Song by The Notorious B.I.G.

from the album Life After Death
- Released: March 25, 1997
- Recorded: 1996–1997
- Genre: Hip-hop; East Coast hip-hop;
- Length: 3:24
- Label: Bad Boy; Arista;
- Songwriters: Christopher Wallace; Christopher Martin; Khary Kimani Turner;
- Producer: DJ Premier

= Ten Crack Commandments =

"Ten Crack Commandments" is a song by American rapper The Notorious B.I.G. on disc two of his final studio album, Life After Death. It was written by B.I.G. (credited under his legal name, Christopher Wallace) along with producer DJ Premier.

==Background==
The song is a step-by-step guide to achieving success as a drug-dealer. Biggie, purportedly, was inspired by an article penned by Khary Kimani Turner (under the pseudonym KT) in the hip hop magazine The Source. The July 1994 article, entitled "On the Rocks: From 1984 to 1994, Ten Years of Crack", included a sidebar, "A Crack Dealer's Ten Crack Commandments" that outlines ten critical rules to help dealers survive and thrive in the drug business.

The crack epidemic of the early 1980s and the early 1990s was the flood of crack cocaine usage in urban communities across the United States. Beginning around the same time as hip hop music became the sound of these same urban areas, the manifestations of the crack epidemic became a key theme in hip hop music.

==Lawsuit==
Chuck D., co-founder of Public Enemy sued the Notorious B.I.G. estate and DJ Premier for sampling his voice and song "Shut 'Em Down" as he didn't want to be part of a song supporting drug use. The lawsuit was settled in November of 1998.

==Composition==
"Ten Crack Commandments" does not follow the typical constructs of a hip hop or pop song. It contains no chorus and abandons the typical 16-bar construction of a rap verse. Instead, the song presents the lyrics in a list and offers a short, witty explanation of each.

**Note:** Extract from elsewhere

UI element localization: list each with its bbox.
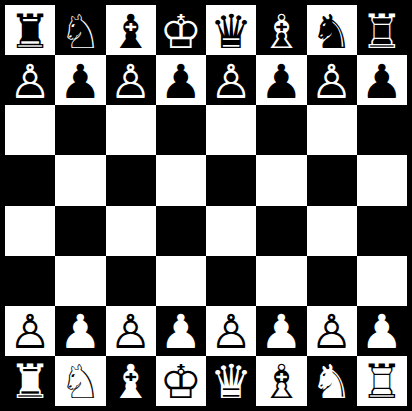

===The Ten Crack Commandments===
1. Never let anyone know how much money you have.
2. Never let anyone know your next move.
3. Never trust anyone.
4. Never use what you sell. ("Know you've heard this before, never get high on your own supply")
5. Never sell where you live.
6. Never give credit.
7. Keep your family and business completely separated.
8. Never keep any weight on you.
9. If you aren't being arrested, stay away from police.
10. Consignment is not for novices.

==Legacy==
Billboard ranked the song number nine on their list of the 25 greatest Notorious B.I.G. songs. Lin-Manuel Miranda paid homage with the song "Ten Duel Commandments" in the musical Hamilton.

==Certifications==

Certifications for "Ten Crack Commandments"
| Region | Certification | Certified units/sales |
| New Zealand (RMNZ) | Gold | 15,000^{‡} |
| United Kingdom (BPI) Sales since 2004 | Silver | 200,000^{‡} |
^{‡} Sales+streaming figures based on certification alone.